Por exemplo: Eu reclamava mandando que catassem seus brinquedos. Eles choramingavam sem querer. Eles pediam que eu ajudasse, mas eu dizia que não. Eles tinham feito a bagunça, eles arrumariam sozinhos. O fato é que eu nunca queria catar os brinquedos, mas acabava catando com raiva e reclamando o tempo todo. Percebi dois ensinamentos problemáticos: não ajudar meus filhos e reclamar deles. Resultado: o Dudu reclamava o dia inteiro imitando o que eu ensinei a ele. Quando eu pedia para um dos meninos alguma gentileza de pegar qualquer coisa eles sempre negavam agindo do jeito que eu agia. Eu me perguntei: o que estou ensinando a esses meninos? Que belo exemplo eu estou passando a eles? Lembrei-me de ouvir que o exemplo dos pais era mais forte que qualquer conselho. Finalmente consegui entender o que isso significava.
Uma lição para a mãe. No fim de semana, o Dudu desligou a TV da casa de minha mãe após ter pedido para minha irmã pegar alguma coisa para ele que ela não quis pegar por assistir a um programa. Achei uma afronta terrível, briguei com ele e o coloquei de castigo. Depois disso fiquei pensando e a realidade novamente tocou feriu minha alma. O Dudu fez com minha irmã o que faço todos os dias com ele. Quando quero que os meninos sentem-se à mesa na hora das refeições, desligo a TV com raiva e berro para que façam o que mando. Mais uma vez constatei que meu filho é apenas o reflexo do que sou. Como posso ser tão arrogante de pensar o quanto ele é mal educado, quando eu é que sou mal educada? Está fazendo sentido aquela frase: meu filho, meu maior mestre.
Tenho tentado ser uma pessoa melhor, uma mãe melhor, uma esposa melhor e cada vez que consigo alguma superação, me sinto feliz.
Não quero! Algo que me incomodava no Dudu era sua indisposição para qualquer coisa que eu falava para ele fazer. Ele nunca queria sair do micro para almoçar, deixar de assistir TV para tomar banho, parar de brincar para dormir. Tudo que eu mandava, ele não queria fazer. Após me observar, percebi que tudo que o Dudu me pedia, eu dizia estar fazendo algo importante e que depois iria. Eu nunca queria parar de fazer minhas coisas para fazer algo pelo Dudu. Exatamente a mesma resposta que ele me dava. Parei de reclamar do Dudu e fiz o compromisso de atendê-lo prontamente, sempre que demandasse algo de mim.
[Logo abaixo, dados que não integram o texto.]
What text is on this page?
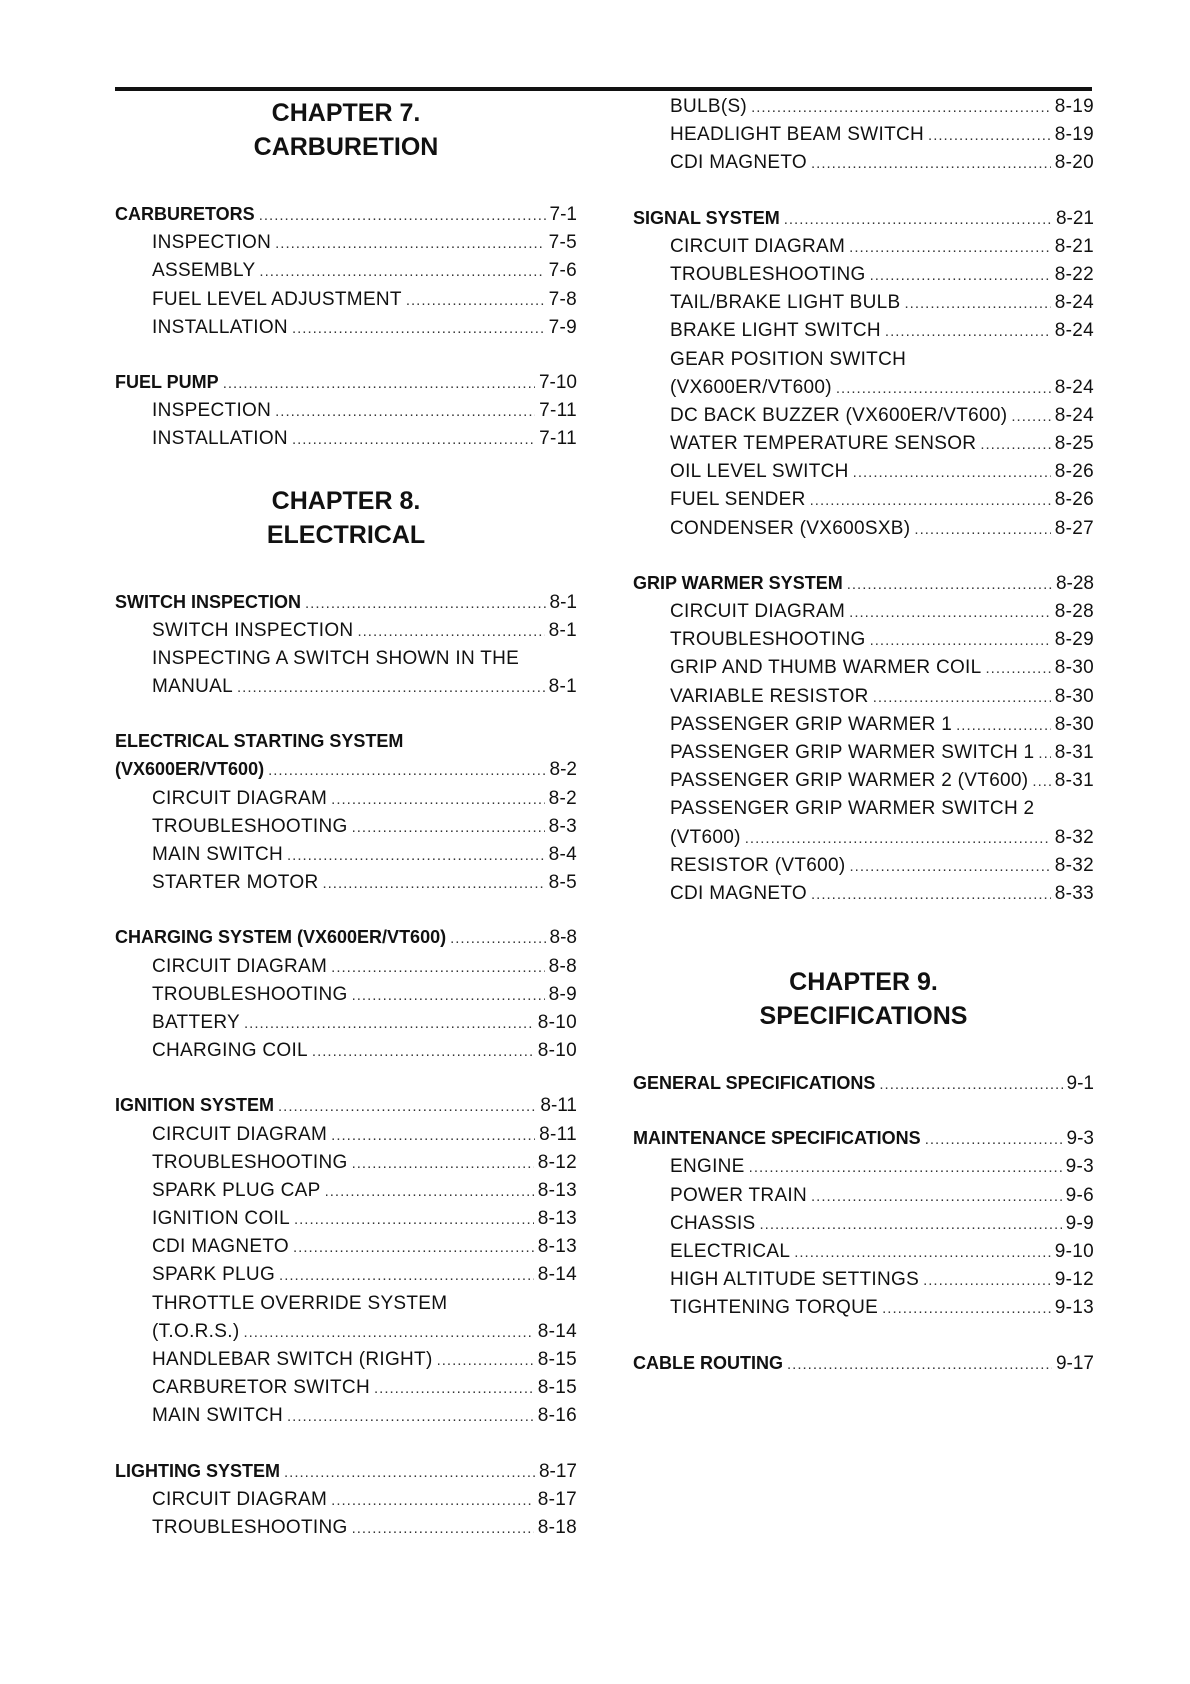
CHAPTER 7.
CARBURETION
CARBURETORS .....	7-1
INSPECTION .....	7-5
ASSEMBLY .....	7-6
FUEL LEVEL ADJUSTMENT .....	7-8
INSTALLATION .....	7-9
FUEL PUMP .....	7-10
INSPECTION .....	7-11
INSTALLATION .....	7-11
CHAPTER 8.
ELECTRICAL
SWITCH INSPECTION .....	8-1
SWITCH INSPECTION .....	8-1
INSPECTING A SWITCH SHOWN IN THE
MANUAL .....	8-1
ELECTRICAL STARTING SYSTEM
(VX600ER/VT600) .....	8-2
CIRCUIT DIAGRAM .....	8-2
TROUBLESHOOTING .....	8-3
MAIN SWITCH .....	8-4
STARTER MOTOR .....	8-5
CHARGING SYSTEM (VX600ER/VT600) .....	8-8
CIRCUIT DIAGRAM .....	8-8
TROUBLESHOOTING .....	8-9
BATTERY .....	8-10
CHARGING COIL .....	8-10
IGNITION SYSTEM .....	8-11
CIRCUIT DIAGRAM .....	8-11
TROUBLESHOOTING .....	8-12
SPARK PLUG CAP .....	8-13
IGNITION COIL .....	8-13
CDI MAGNETO .....	8-13
SPARK PLUG .....	8-14
THROTTLE OVERRIDE SYSTEM
(T.O.R.S.) .....	8-14
HANDLEBAR SWITCH (RIGHT) .....	8-15
CARBURETOR SWITCH .....	8-15
MAIN SWITCH .....	8-16
LIGHTING SYSTEM .....	8-17
CIRCUIT DIAGRAM .....	8-17
TROUBLESHOOTING .....	8-18
BULB(S) .....	8-19
HEADLIGHT BEAM SWITCH .....	8-19
CDI MAGNETO .....	8-20
SIGNAL SYSTEM .....	8-21
CIRCUIT DIAGRAM .....	8-21
TROUBLESHOOTING .....	8-22
TAIL/BRAKE LIGHT BULB .....	8-24
BRAKE LIGHT SWITCH .....	8-24
GEAR POSITION SWITCH
(VX600ER/VT600) .....	8-24
DC BACK BUZZER (VX600ER/VT600) ..... 8-24
WATER TEMPERATURE SENSOR .....	8-25
OIL LEVEL SWITCH .....	8-26
FUEL SENDER .....	8-26
CONDENSER (VX600SXB) .....	8-27
GRIP WARMER SYSTEM .....	8-28
CIRCUIT DIAGRAM .....	8-28
TROUBLESHOOTING .....	8-29
GRIP AND THUMB WARMER COIL .....	8-30
VARIABLE RESISTOR .....	8-30
PASSENGER GRIP WARMER 1 .....	8-30
PASSENGER GRIP WARMER SWITCH 1 ..... 8-31
PASSENGER GRIP WARMER 2 (VT600) ..... 8-31
PASSENGER GRIP WARMER SWITCH 2
(VT600) .....	8-32
RESISTOR (VT600) .....	8-32
CDI MAGNETO .....	8-33
CHAPTER 9.
SPECIFICATIONS
GENERAL SPECIFICATIONS .....	9-1
MAINTENANCE SPECIFICATIONS .....	9-3
ENGINE .....	9-3
POWER TRAIN .....	9-6
CHASSIS .....	9-9
ELECTRICAL .....	9-10
HIGH ALTITUDE SETTINGS .....	9-12
TIGHTENING TORQUE .....	9-13
CABLE ROUTING .....	9-17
O milagre passou a acontecer todos os dias! Os meninos ainda reclamam, mas isso agora não me incomoda mais! Quando me pedem ajuda para catar os brinquedos eu ajudo sem reclamar. Quando eu mando que guardem a bagunça e eles não querem eu começo a aguardar e logo os dois vem me ajudar. Sempre que não espero que eles façam o que acho que devem fazer, eu mesma faço tudo e me sinto tranquila. Troquei meus NÃOs por sim, sim e sim. Todo dia eu acordo e minha meta é: quero ser gentil com meus meninos. Quando não consigo, peço a Deus que me ajude. Meus filhinhos tão preciosos, mesmo com uma mãe enjoada como eu me amam tanto e nem sei como conseguem.
Regra para o castigo. Tenho buscado mais tolerância para lidar com o dia a dia dos meninos, afinal eu sou adulta e preciso agir como tal, não mais me comportar como criança. O Dudu gostou muito quando ao argumentar comigo eu reconheci sua razão. Outro dia, o Guilherme ficou com raiva de um brinquedo e o arremessou na cadeira. Fiquei com raiva e o mandei para o castigo. Na mesma hora o Dudu apareceu e falou que eu não devia deixar o Gui de castigo. Eu perguntei se o Dudu sabia porque o irmão cumpria a pena e que perguntasse ao Gui o acontecido. Após ouvir o irmão, o Dudu virou para mim e disse com propriedade:
- Mãe, isso não é motivo para colocar o Gui de castigo! (Dudu)
Achei bonito o Dudu defender o Guilherme e me rendi ao desejo dos meninos.
Pouco tempo depois, o Dudu continuou relembrando o assunto e eu aproveitei a situação para perguntar:
- Dudu, qual é o motivo válido para o Guilherme ficar de castigo?
- Quando ele bater em vc ou no papai. (Dudu)
- Está bem, Dudu! Vc tem razão! Rs....
Minha luz. Algo que me motivou a mudar de comportamento foi o exemplo da minha sogra. Ela sempre de bom humor, cuidando com tanto carinho dos meus filhos iluminou meus olhos cegos e pude perceber que eu estava errada. Eu quero ser como ela...
Quem sabe um dia...
Beijos a todas.
Quem sabe um dia...
Beijos a todas.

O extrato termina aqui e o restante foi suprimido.